Ante sus ojos se muestra un corredor iluminado por antorchas. Se adentran en él cautelosos. La temperatura es agradable y, en contra de lo que podría pensarse, el ambiente no se percibe enrarecido. De un lado a otro se reparten edificaciones de diferentes tamaños y de techos altos. El grupo avanza con la misma facilidad que en el exterior. Rashnaw traduce aquello que un guía, con amabilidad, le va explicando. Les muestra los pozos de ventilación repartidos por la insólita ciudad. ¡Pueden contarse más de cincuenta!

La sensación de claustrofobia se desvanece a medida que la apariencia de normalidad de sus habitantes contagia a los viajeros. Pronto llegan a unos establos donde dejan los caballos y las mulas, los descargan de su peso y les proporcionan forraje. Unos muchachos los desudan y cepillan. Desde allí siguen a pie, interrumpiéndose los unos a los otros, en el afán de comentar todo aquello que descubren.

—¡Mirad los almacenes, aquí a la derecha! ¿Notáis ese olor?

—Viene de allá, es una prensa de vino. ¡A lo mejor hay también una taberna!

No se equivoca. Pero no sólo dan con la taberna. También hay cocinas, comedores, cisternas de agua y todo aquello común a cualquier urbe que albergue miles de habitantes. Alguien habla sobre la existencia de tres entradas estratégicas y un túnel larguísimo, que la comunica con la ciudad de Melengubu.

Los viajeros, tras andar un buen rato y bajar dos niveles más, llegan a un área destinada a las habitaciones colectivas y les indican dónde pueden ir a cenar. El comedor es ancho y la comida abundante: carne acompañada de verduras y un arroz con especias. Hace días que no disfrutan de un manjar como éste ni beben un vino tan delicioso. Al finalizar, todavía permanecen un buen rato alrededor de la mesa.

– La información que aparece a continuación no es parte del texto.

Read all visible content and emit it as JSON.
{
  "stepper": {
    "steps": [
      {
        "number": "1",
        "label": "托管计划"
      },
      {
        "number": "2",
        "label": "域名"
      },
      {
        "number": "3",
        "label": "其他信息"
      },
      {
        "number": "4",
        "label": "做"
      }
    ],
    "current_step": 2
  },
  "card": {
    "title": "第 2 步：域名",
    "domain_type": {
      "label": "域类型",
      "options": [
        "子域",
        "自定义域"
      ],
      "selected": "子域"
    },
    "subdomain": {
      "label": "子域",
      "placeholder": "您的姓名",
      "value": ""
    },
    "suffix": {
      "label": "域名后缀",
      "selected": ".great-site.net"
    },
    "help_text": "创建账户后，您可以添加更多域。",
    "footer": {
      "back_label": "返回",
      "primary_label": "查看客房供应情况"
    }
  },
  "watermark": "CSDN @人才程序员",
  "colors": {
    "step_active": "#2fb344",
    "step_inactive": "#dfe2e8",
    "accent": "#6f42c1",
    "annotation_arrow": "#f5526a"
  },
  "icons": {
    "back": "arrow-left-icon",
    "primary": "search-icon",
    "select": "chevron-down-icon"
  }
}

Un hombre fuerte, de cara ancha, cejas pobladas y ojos hundidos de color verde, les invita a beber algo que lleva en una pequeña jarra. Al olería sienten que es una bebida ligeramente alcohólica. Rashnaw comenta que el personaje es un turco uigur que viene de tierras lejanas, próximas a aquellas a las que ellos se dirigen. Parece que este licor de color claro se obtiene de la fermentación de leche de yegua. Beben juntos y luego se retiran a descansar.

Al levantarse, los muchachos están impacientes por seguir descubriendo el lugar. Tistrya se añade a la expedición que custodia Xenos. Los cuatro bajan hasta el último nivel, donde se encuentra el cementerio, donde rezan unas oraciones por las almas de los difuntos. Entretanto, Rashnaw pasea solo; baja y sube escaleras, atraviesa pasillos y cruza espacios laberínticos.

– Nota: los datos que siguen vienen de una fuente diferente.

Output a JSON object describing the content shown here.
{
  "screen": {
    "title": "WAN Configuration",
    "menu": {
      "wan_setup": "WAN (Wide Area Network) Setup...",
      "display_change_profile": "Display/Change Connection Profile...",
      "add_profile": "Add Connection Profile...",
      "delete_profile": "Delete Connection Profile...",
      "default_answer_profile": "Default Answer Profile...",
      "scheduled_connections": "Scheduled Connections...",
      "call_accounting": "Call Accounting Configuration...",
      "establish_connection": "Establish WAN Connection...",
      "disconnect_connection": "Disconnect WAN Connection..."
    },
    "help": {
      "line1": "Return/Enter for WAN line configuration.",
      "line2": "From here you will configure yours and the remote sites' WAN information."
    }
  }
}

Allí, en las entrañas de la tierra, descubre una grandiosa estancia; su planta tiene forma de cruz e irradia una luz cálida y acogedora. Admira los techos pintados con exquisitez, la cúpula y las bóvedas de un color más azul que el cielo en un día claro. Toda la escena está presidida por un Cristo sentado en el trono, con dos ángeles a su lado. El monje, conmovido, piensa que seguramente es más fácil encontrar una maravilla cuando no la buscas y que algo parecido sucede con el amor o la felicidad.

Los viajeros se han acostumbrado en apenas dos días a la vida del lugar, pero alguien recuerda la necesidad de la partida. La caravana procedente de la vieja Antioquía ya ha cumplido con el descanso obligado y se dispone a marchar hacia Astracán. Lysippos da la orden y se despiden de sus nuevos amigos; repasan por última vez los lugares que más les han conmocionado o admirado.

Ya en la superficie, Rashnaw observa cómo unas mujeres recogen leña para las hogueras. Andan despacio, tranquilas, como llevadas por una melodía que sólo ellas pueden escuchar. Reflexiona sobre ello, quizá sea ése el latido que armoniza el tiempo y la vida. Acto seguido, acompasa el sonido de su báculo a un ritmo que le acerque a esta percepción. Todavía se detiene a coger una flor. Es una amapola azul plata. Según ha estudiado en la Academia de Gundishapur, contiene un líquido lechoso en su vaina y, por decocción, se obtiene aceite con virtudes soporíferas. Es una medicina muy poderosa. El camino es muy largo, piensa, nunca se sabe…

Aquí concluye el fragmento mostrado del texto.